アトリエの床

osamuharada2010-06-22

絵描きが、一番好きで落ち着く場所は、なんといってもアトリエでしょう。ヤツガレも子供のころから自分のアトリエを持つことが夢でした。というわけでイラストで稼いだお金で、念願のアトリエを持てたのが26年前。アトリエといっても、ただの倉庫というか、でっかい箱みたいなもんなのですが。それでも嬉しかった。
最初はアトリエの床を板張りにしていたのが、そこだけが木製だったので、20年もたった頃に、とうとう白アリ軍団に床下の根太をボコボコにやられてしまいました。アトリエでは大きめのキャンバスに、アクションペインティングの抽象画を描いていたのですが、床に置いて立てかけてあった作品も、キャンバスの木枠を喰われてしまって全滅、ほんとにガックリよ。画材を置く木製の棚までやられちゃったんだから。それでもう板張りの床にはつくづく懲りたので、すべてとっぱらって、今度は全面コンクリートを流し込んだ床に替えた。これなら白アリには喰えないだろザマミロなのでした。 

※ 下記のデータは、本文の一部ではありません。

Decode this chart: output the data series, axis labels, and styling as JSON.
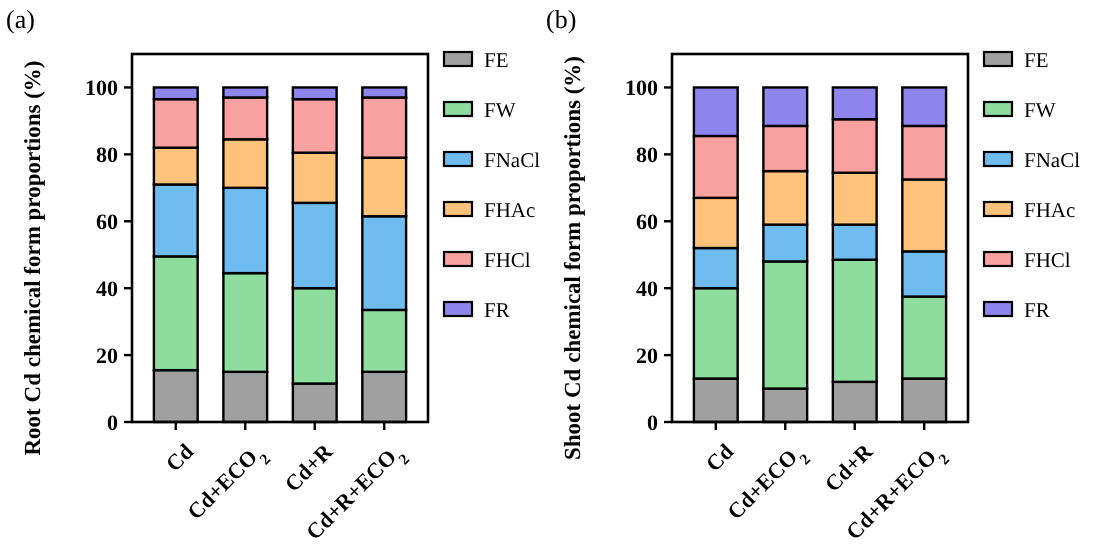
{
  "chart_data": [
    {
      "type": "bar",
      "stacked": true,
      "ylabel": "Root Cd chemical form proportions (%)",
      "annotations": [
        "(a)"
      ],
      "categories": [
        "Cd",
        "Cd+ECO$_{2}$",
        "Cd+R",
        "Cd+R+ECO$_{2}$"
      ],
      "ylim": [
        0,
        110
      ],
      "yticks": [
        0,
        20,
        40,
        60,
        80,
        100
      ],
      "grid": false,
      "legend": "right",
      "series": [
        {
          "name": "FE",
          "color": "#a0a0a0",
          "values": [
            15.5,
            15,
            11.5,
            15
          ]
        },
        {
          "name": "FW",
          "color": "#8fdc9f",
          "values": [
            34,
            29.5,
            28.5,
            18.5
          ]
        },
        {
          "name": "FNaCl",
          "color": "#6fbcf0",
          "values": [
            21.5,
            25.5,
            25.5,
            28
          ]
        },
        {
          "name": "FHAc",
          "color": "#ffc27a",
          "values": [
            11,
            14.5,
            15,
            17.5
          ]
        },
        {
          "name": "FHCl",
          "color": "#f9a0a0",
          "values": [
            14.5,
            12.5,
            16,
            18
          ]
        },
        {
          "name": "FR",
          "color": "#8f85ee",
          "values": [
            3.5,
            3,
            3.5,
            3
          ]
        }
      ]
    },
    {
      "type": "bar",
      "stacked": true,
      "ylabel": "Shoot Cd chemical form proportions (%)",
      "annotations": [
        "(b)"
      ],
      "categories": [
        "Cd",
        "Cd+ECO$_{2}$",
        "Cd+R",
        "Cd+R+ECO$_{2}$"
      ],
      "ylim": [
        0,
        110
      ],
      "yticks": [
        0,
        20,
        40,
        60,
        80,
        100
      ],
      "grid": false,
      "legend": "right",
      "series": [
        {
          "name": "FE",
          "color": "#a0a0a0",
          "values": [
            13,
            10,
            12,
            13
          ]
        },
        {
          "name": "FW",
          "color": "#8fdc9f",
          "values": [
            27,
            38,
            36.5,
            24.5
          ]
        },
        {
          "name": "FNaCl",
          "color": "#6fbcf0",
          "values": [
            12,
            11,
            10.5,
            13.5
          ]
        },
        {
          "name": "FHAc",
          "color": "#ffc27a",
          "values": [
            15,
            16,
            15.5,
            21.5
          ]
        },
        {
          "name": "FHCl",
          "color": "#f9a0a0",
          "values": [
            18.5,
            13.5,
            16,
            16
          ]
        },
        {
          "name": "FR",
          "color": "#8f85ee",
          "values": [
            14.5,
            11.5,
            9.5,
            11.5
          ]
        }
      ]
    }
  ]
}
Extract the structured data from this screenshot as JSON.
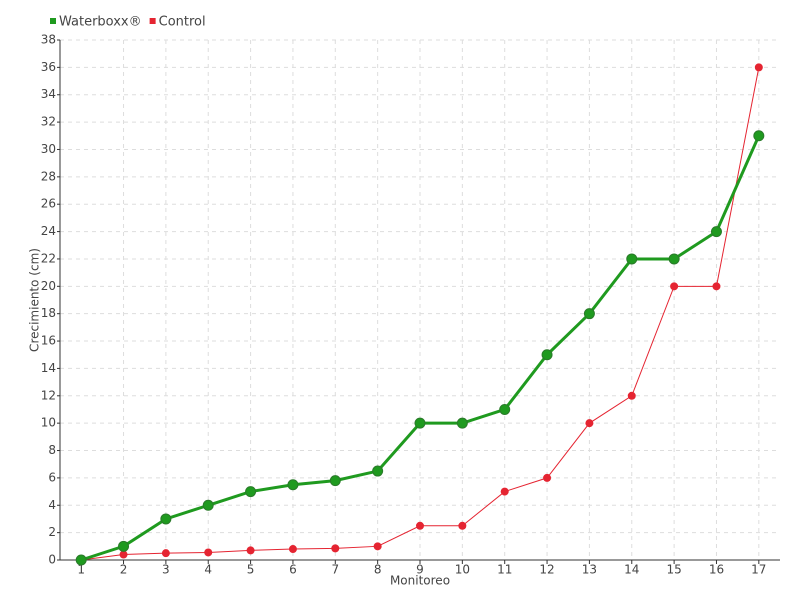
{
  "chart_data": {
    "type": "line",
    "x_label": "Monitoreo",
    "y_label": "Crecimiento (cm)",
    "categories": [
      "1",
      "2",
      "3",
      "4",
      "5",
      "6",
      "7",
      "8",
      "9",
      "10",
      "11",
      "12",
      "13",
      "14",
      "15",
      "16",
      "17"
    ],
    "series": [
      {
        "name": "Waterboxx®",
        "color": "#1f9a1f",
        "values": [
          0,
          1,
          3,
          4,
          5,
          5.5,
          5.8,
          6.5,
          10,
          10,
          11,
          15,
          18,
          22,
          22,
          24,
          31
        ]
      },
      {
        "name": "Control",
        "color": "#e52431",
        "values": [
          0,
          0.4,
          0.5,
          0.55,
          0.7,
          0.8,
          0.85,
          1,
          2.5,
          2.5,
          5,
          6,
          10,
          12,
          20,
          20,
          36
        ]
      }
    ],
    "ylim": [
      0,
      38
    ],
    "yticks": [
      0,
      2,
      4,
      6,
      8,
      10,
      12,
      14,
      16,
      18,
      20,
      22,
      24,
      26,
      28,
      30,
      32,
      34,
      36,
      38
    ],
    "grid": true,
    "legend": "top-left"
  }
}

コンクリ打ちっぱなしの、グレーの色は好きじゃないから、床は真っ白にペイントした。壁や天井は、最初っから白。これで全部が白い箱になった。 板張りのときには、落ちた絵具をたまに拭き取ったりしていたのが、純白の床になってみると、落ちこぼれた絵具の色もまた美しいもんだなァ、と思うようになり、それからは拭かずに放置したままです。年に一回、軽く箒で掃くだけ。 絵を描くたびに、少しずつ飛び散った色が床に増えていくと、それだけでもアトリエが、ますます居心地のよい場所になってゆく。多分こういうのって、絵描きじゃないとわからない、バカバカしい話だろうな。